Sur un bastion où gisaient des milliers de morts, on ne pouvait voir sans frissonner un groupe encore chaud de femmes massacrées… Belle comme le plus beau mois du printemps, une jeune fille de dix ans se baissait et cherchait à cacher son petit sein palpitant au milieu de ces corps endormis dans leur sanglant repos.
Deux horribles Cosaques poursuivaient cette enfant. Comparé à ces hommes, l'animal le plus sauvage des déserts de Sibérie a des sentiments purs et polis, l'ours est civilisé, le loup plein de douceur…
Leurs sabres étincelaient au-dessus de sa petite tête dont les blonds cheveux se hérissaient d'épouvante. Quand Juan aperçut ce douloureux spectacle, il n'hésita pas à tomber sur le dos des Cosaques.
Il taillada la hanche de l'un, fendit l'épaule de l'autre, les mit en fuite, puis releva la petite fille du monceau de cadavres où elle s'était cachée et qui, un moment plus tard, fût devenu sa tombe.
Et elle était aussi froide qu'eux, du sang coulait sur son visage, mais ce n'était qu'une petite blessure, et, ouvrant ses grands yeux, elle regardait Don Juan avec une surprise effarée.
Leurs regards se rencontrèrent et se dilatèrent. Dans celui de Juan brillaient le plaisir, la douleur, l'espérance, la crainte… Les yeux de l'enfant peignaient sa terreur et son angoisse.
Sur ces entrefaites passa Johnson:
«Venez, dit-il à Juan, et nous nous couvrirons de gloire. Là, au bastion de pierre, entouré de ses dernières batteries, le vieux pacha est assis, fumant sa pipe… Avec quelques hommes nous pouvons l'enlever…
–Mais cette enfant, cette pauvre orpheline, je ne puis l'abandonner…
–Juan, vous n'avez pas de temps à perdre. C'est une bien jolie enfant, je ne vis jamais pareils yeux… Mais il vous faut choisir entre votre réputation et votre sensibilité, votre gloire et votre compassion…
Juan restait inébranlable. Alors Johnson choisit parmi ses hommes ceux qui lui parurent les moins propres à l'assaut final et au pillage et leur confia l'enfant contre promesse d'une bonne récompense le lendemain. Juan consentit à l'accompagner.
Juan et Johnson se portèrent en avant et réussirent à avoir raison du vieux pacha, auquel ses cinq fils servirent de dernier rempart. Les uns et les autres s'en furent au pays des houris parfumées.

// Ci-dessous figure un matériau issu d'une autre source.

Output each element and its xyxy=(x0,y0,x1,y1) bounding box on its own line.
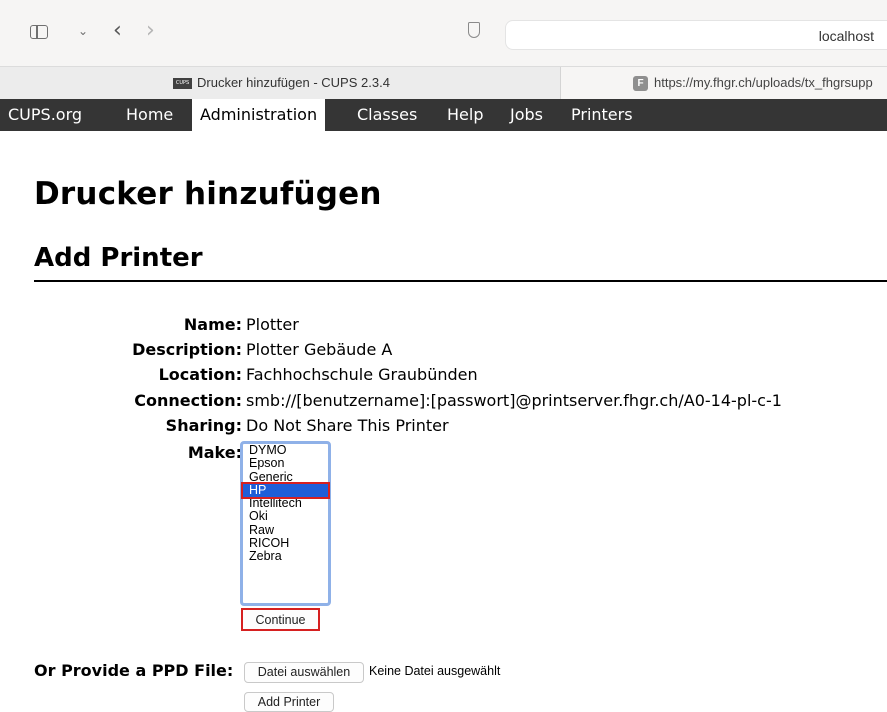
address-text: localhost xyxy=(818,28,874,44)
chevron-down-icon[interactable]: ⌄ xyxy=(78,24,88,38)
forward-icon[interactable]: › xyxy=(146,18,155,43)
no-file-text: Keine Datei ausgewählt xyxy=(369,664,501,678)
location-row: Location: Fachhochschule Graubünden xyxy=(0,365,887,387)
choose-file-button[interactable]: Datei auswählen xyxy=(244,662,364,683)
make-option-hp[interactable]: HP xyxy=(241,481,330,500)
tab-bar: CUPS Drucker hinzufügen - CUPS 2.3.4 F h… xyxy=(0,66,887,99)
section-divider xyxy=(34,280,887,282)
name-row: Name: Plotter xyxy=(0,315,887,337)
description-label: Description: xyxy=(132,340,242,359)
connection-label: Connection: xyxy=(134,391,242,410)
make-option-ricoh[interactable]: RICOH xyxy=(243,536,328,550)
nav-jobs[interactable]: Jobs xyxy=(510,99,543,131)
location-label: Location: xyxy=(158,365,242,384)
sharing-row: Sharing: Do Not Share This Printer xyxy=(0,416,887,438)
make-option-epson[interactable]: Epson xyxy=(243,456,328,470)
location-value: Fachhochschule Graubünden xyxy=(246,365,478,384)
sharing-value: Do Not Share This Printer xyxy=(246,416,449,435)
continue-button[interactable]: Continue xyxy=(241,608,320,631)
address-bar[interactable]: localhost xyxy=(505,20,887,50)
cups-favicon-icon: CUPS xyxy=(173,78,192,89)
make-option-zebra[interactable]: Zebra xyxy=(243,550,328,564)
make-select-list[interactable]: DYMO Epson Generic HP Intellitech Oki Ra… xyxy=(240,441,331,606)
fhgr-favicon-icon: F xyxy=(633,76,648,91)
connection-value: smb://[benutzername]:[passwort]@printser… xyxy=(246,391,782,410)
add-printer-button[interactable]: Add Printer xyxy=(244,692,334,712)
ppd-file-label: Or Provide a PPD File: xyxy=(34,661,234,680)
make-option-oki[interactable]: Oki xyxy=(243,510,328,524)
make-option-raw[interactable]: Raw xyxy=(243,523,328,537)
section-title: Add Printer xyxy=(34,243,203,273)
make-option-generic[interactable]: Generic xyxy=(243,470,328,484)
make-option-dymo[interactable]: DYMO xyxy=(243,443,328,457)
make-label: Make: xyxy=(187,443,242,462)
tab-cups[interactable]: CUPS Drucker hinzufügen - CUPS 2.3.4 xyxy=(0,67,560,99)
back-icon[interactable]: ‹ xyxy=(113,18,122,43)
name-label: Name: xyxy=(183,315,242,334)
description-value: Plotter Gebäude A xyxy=(246,340,393,359)
name-value: Plotter xyxy=(246,315,299,334)
cups-navigation: CUPS.org Home Administration Classes Hel… xyxy=(0,99,887,131)
sharing-label: Sharing: xyxy=(165,416,242,435)
connection-row: Connection: smb://[benutzername]:[passwo… xyxy=(0,391,887,413)
privacy-shield-icon[interactable] xyxy=(468,22,480,38)
nav-administration[interactable]: Administration xyxy=(192,99,326,131)
sidebar-toggle-icon[interactable] xyxy=(30,25,48,39)
nav-help[interactable]: Help xyxy=(447,99,483,131)
description-row: Description: Plotter Gebäude A xyxy=(0,340,887,362)
nav-classes[interactable]: Classes xyxy=(357,99,417,131)
nav-cups-org[interactable]: CUPS.org xyxy=(8,99,82,131)
tab-fhgr[interactable]: F https://my.fhgr.ch/uploads/tx_fhgrsupp xyxy=(561,67,887,99)
nav-home[interactable]: Home xyxy=(126,99,173,131)
make-option-intellitech[interactable]: Intellitech xyxy=(243,496,328,510)
tab-title: Drucker hinzufügen - CUPS 2.3.4 xyxy=(197,75,390,90)
nav-printers[interactable]: Printers xyxy=(571,99,633,131)
page-title: Drucker hinzufügen xyxy=(34,176,382,212)
tab-title: https://my.fhgr.ch/uploads/tx_fhgrsupp xyxy=(654,75,873,90)
browser-toolbar: ⌄ ‹ › localhost xyxy=(0,0,887,66)
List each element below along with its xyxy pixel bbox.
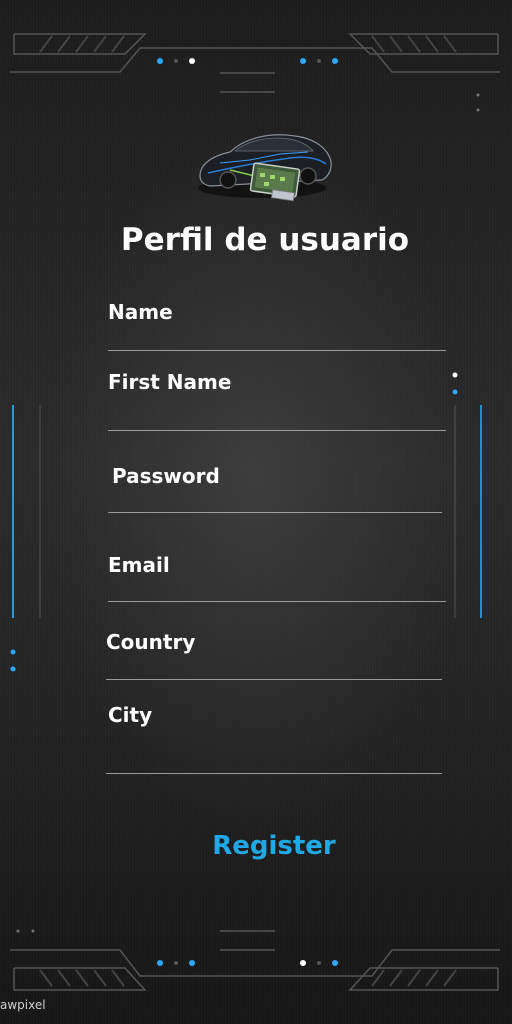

Quand la soldatesque envahit les maisons qui demeuraient debout, il y eut un certain nombre de filles qui perdirent leur virginité… Cependant, la fumée de l'incendie et de la poudre était épaisse… La précipitation fit naître quelques quiproquos… Dans le désordre, six vieilles filles, ayant chacune soixante-dix ans, furent assaillies par les grenadiers.
En général, la continence fut cependant assez grande. Il y eut même du désappointement parmi certaines prudes sur le déclin qui s'étaient, d'ores et déjà, résignées à supporter cette croix. On entendit des commères demander d'un ton aigre-doux si «le viol n'allait pas bientôt commencer».
Bref, Souvarow put écrire sur son premier message: «Gloire à Dieu et à l'Impératrice. Ismaïlia est à nous.»
On applaudit fort Juan de son courage et de son humanité. On le félicita d'avoir sauvé la petite musulmane. Pour sa récompense, Souvarow le chargea de porter à l'Impératrice le triomphal bulletin qu'il venait de rédiger.
L'orpheline partit, avec son protecteur, car elle était désormais sans foyer, sans parents, sans appui… Tous les siens avaient péri sur le champ de bataille ou sur les remparts. Don Juan fit vœu de la protéger et tint sa promesse.